I needed validation from men as if it were to redeem my sense of value and worth from the boys who had taken it from me.
(I’m taking a moment to pause here and say this isn’t an article about hating men. I have the most influential and loving men in my family and friends and I don’t know what I would do without them. This is an article about my personal derailment and loss of identity that lead me to seek out the attention of dating and relationships.)
That being said I was desperate to get out of my singleness because my singleness is what made me feel the most unlovable. I had complained about this over and over to my best friend until finally one day she said,
“Do you think you’re the woman you would want your husband to have?”
I was quiet for a second. And instantly, the past several years of my life all flashed in front of my eyes.
I looked at her smiling in discomfort, “no.”

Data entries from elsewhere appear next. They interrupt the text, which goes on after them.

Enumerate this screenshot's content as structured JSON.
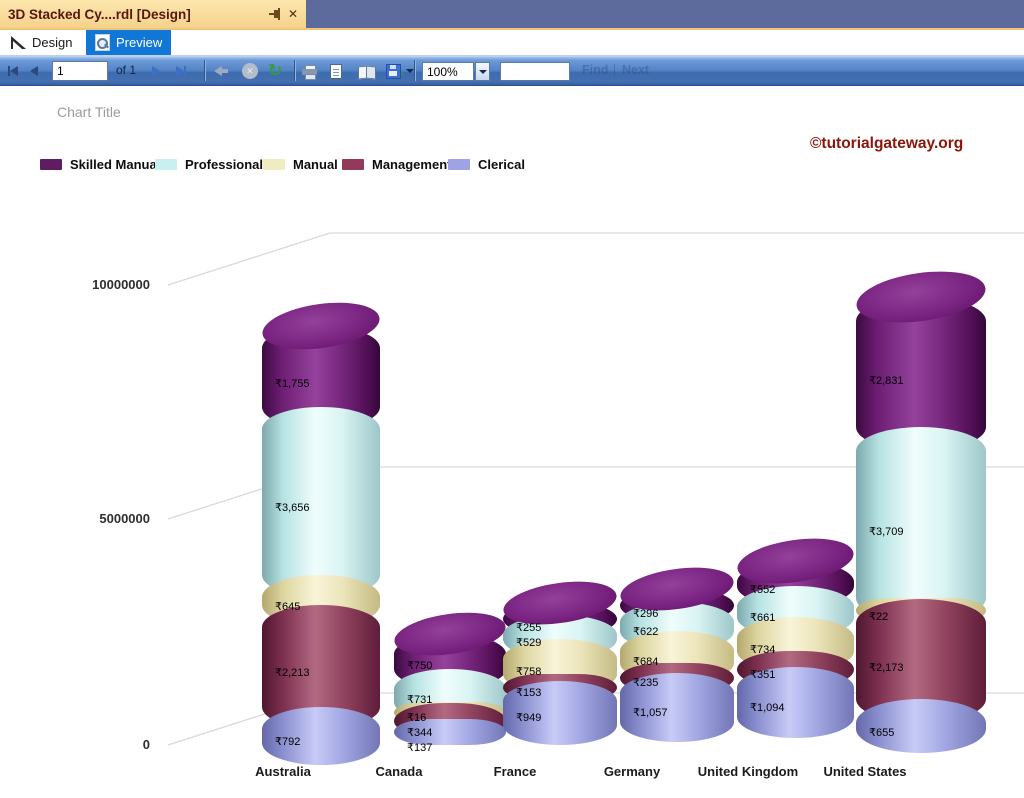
{
  "window": {
    "tab_title": "3D Stacked Cy....rdl [Design]"
  },
  "designer_tabs": {
    "design": "Design",
    "preview": "Preview"
  },
  "toolbar": {
    "page_value": "1",
    "of_label": "of 1",
    "zoom_value": "100%",
    "find_value": "",
    "find_label": "Find",
    "next_label": "Next"
  },
  "watermark": "©tutorialgateway.org",
  "chart_data": {
    "type": "3d-stacked-cylinder-bar",
    "title": "Chart Title",
    "currency_prefix": "₹",
    "legend_position": "top-left",
    "categories": [
      "Australia",
      "Canada",
      "France",
      "Germany",
      "United Kingdom",
      "United States"
    ],
    "series": [
      {
        "name": "Skilled Manual",
        "color": "#5E1D62",
        "values": [
          1755,
          750,
          255,
          296,
          552,
          2831
        ]
      },
      {
        "name": "Professional",
        "color": "#C9EFF0",
        "values": [
          3656,
          731,
          529,
          622,
          661,
          3709
        ]
      },
      {
        "name": "Manual",
        "color": "#F0ECC2",
        "values": [
          645,
          16,
          758,
          684,
          734,
          22
        ]
      },
      {
        "name": "Management",
        "color": "#93395B",
        "values": [
          2213,
          344,
          153,
          235,
          351,
          2173
        ]
      },
      {
        "name": "Clerical",
        "color": "#9FA3E3",
        "values": [
          792,
          137,
          949,
          1057,
          1094,
          655
        ]
      }
    ],
    "stack_order_bottom_to_top": [
      "Clerical",
      "Management",
      "Manual",
      "Professional",
      "Skilled Manual"
    ],
    "value_unit_multiplier": 1000,
    "y_axis": {
      "ticks": [
        "0",
        "5000000",
        "10000000"
      ],
      "min": 0,
      "max": 10000000,
      "gridlines": true
    }
  }
}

It was in that moment that I realized for the first time how severe my self hatred was. How I had molded myself into desperation. How unbelievable it was to be so disgusted by my own self.
It was then that I realized, it’s not about the fact that these men don’t find me valuable or lovable, it’s the fact that none of these men are what I am actually looking for. And the only reason I’ve been entertaining this was because I had been convinced that I was of lesser value than I really was. I genuinely believed that I didn’t deserve anything better than what I had been through already.

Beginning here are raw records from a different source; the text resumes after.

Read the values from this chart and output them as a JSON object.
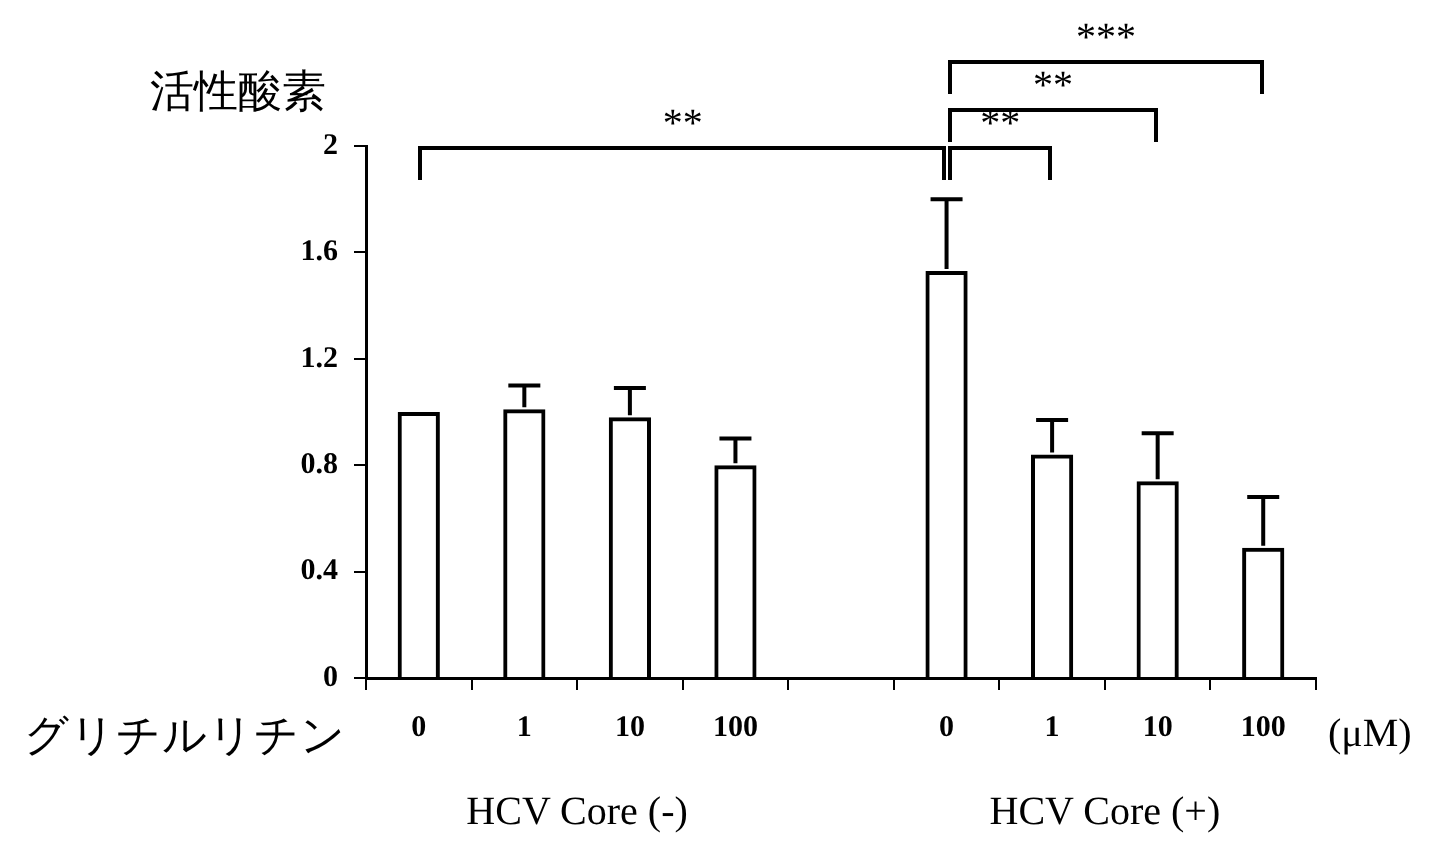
{
  "chart_data": {
    "type": "bar",
    "ylabel": "活性酸素",
    "xlabel": "グリチルリチン",
    "categories": [
      "0",
      "1",
      "10",
      "100",
      null,
      "0",
      "1",
      "10",
      "100"
    ],
    "values": [
      1.0,
      1.01,
      0.98,
      0.8,
      null,
      1.53,
      0.84,
      0.74,
      0.49
    ],
    "errors": [
      null,
      [
        1.01,
        1.1
      ],
      [
        0.98,
        1.09
      ],
      [
        0.8,
        0.9
      ],
      null,
      [
        1.53,
        1.8
      ],
      [
        0.84,
        0.97
      ],
      [
        0.74,
        0.92
      ],
      [
        0.49,
        0.68
      ]
    ],
    "color": "#000000",
    "ylim": [
      0,
      2
    ],
    "yticks": [
      0,
      0.4,
      0.8,
      1.2,
      1.6,
      2
    ],
    "grid": false,
    "legend": false,
    "annotations": [
      "**",
      "**",
      "**",
      "***",
      "(μM)",
      "HCV Core (-)",
      "HCV Core (+)"
    ]
  }
}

But I was wrong. I thought about my husband and the type of woman I would want him to have. I thought about his goals and dreams and values. I thought about how he would like to treat me, and I him, and how he would be convinced that I was the most amazing woman he had ever met. And I realized, I didn’t believe any of the stuff that I would want my husband to believe about me.
How on earth could I love someone else if I didn’t even love myself?

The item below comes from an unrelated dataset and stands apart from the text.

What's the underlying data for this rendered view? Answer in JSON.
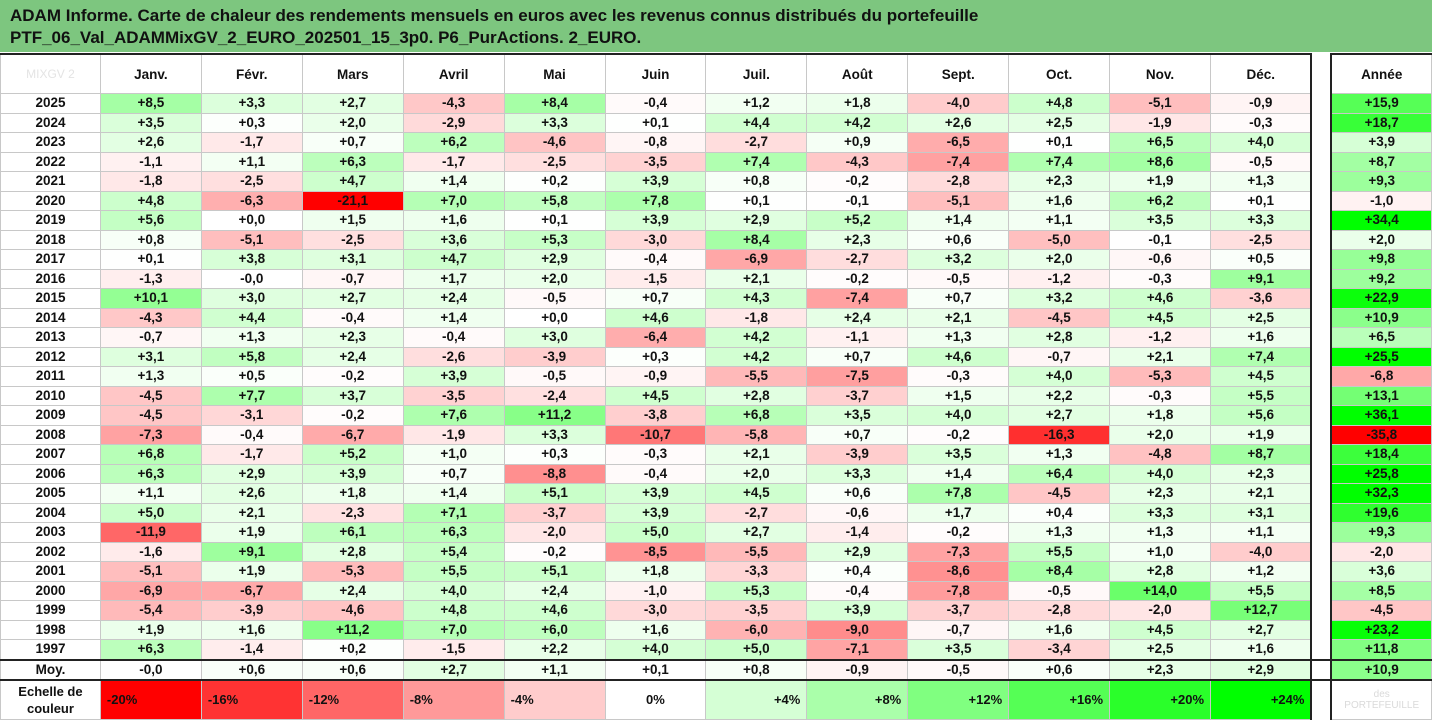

I am still in this season of figuring out how to love myself so deeply again. How to not be afraid. How to move mountains. How to believe that the way God designed me was through perfect and precise knitting inside of my mother’s womb… not a single thread out of place.
This season is not easy, it is like starting from the beginning. But I want to be the woman that my husband dreams of having one day. I don’t want to be mediocre or second shelf. I want to be the trophy that gets polished every night and centered perfectly on the top shelf.
I don’t want to ask myself ever again, why I don’t love myself. Because I have decided that I am going to fall absolutely, head over heels, in love with myself.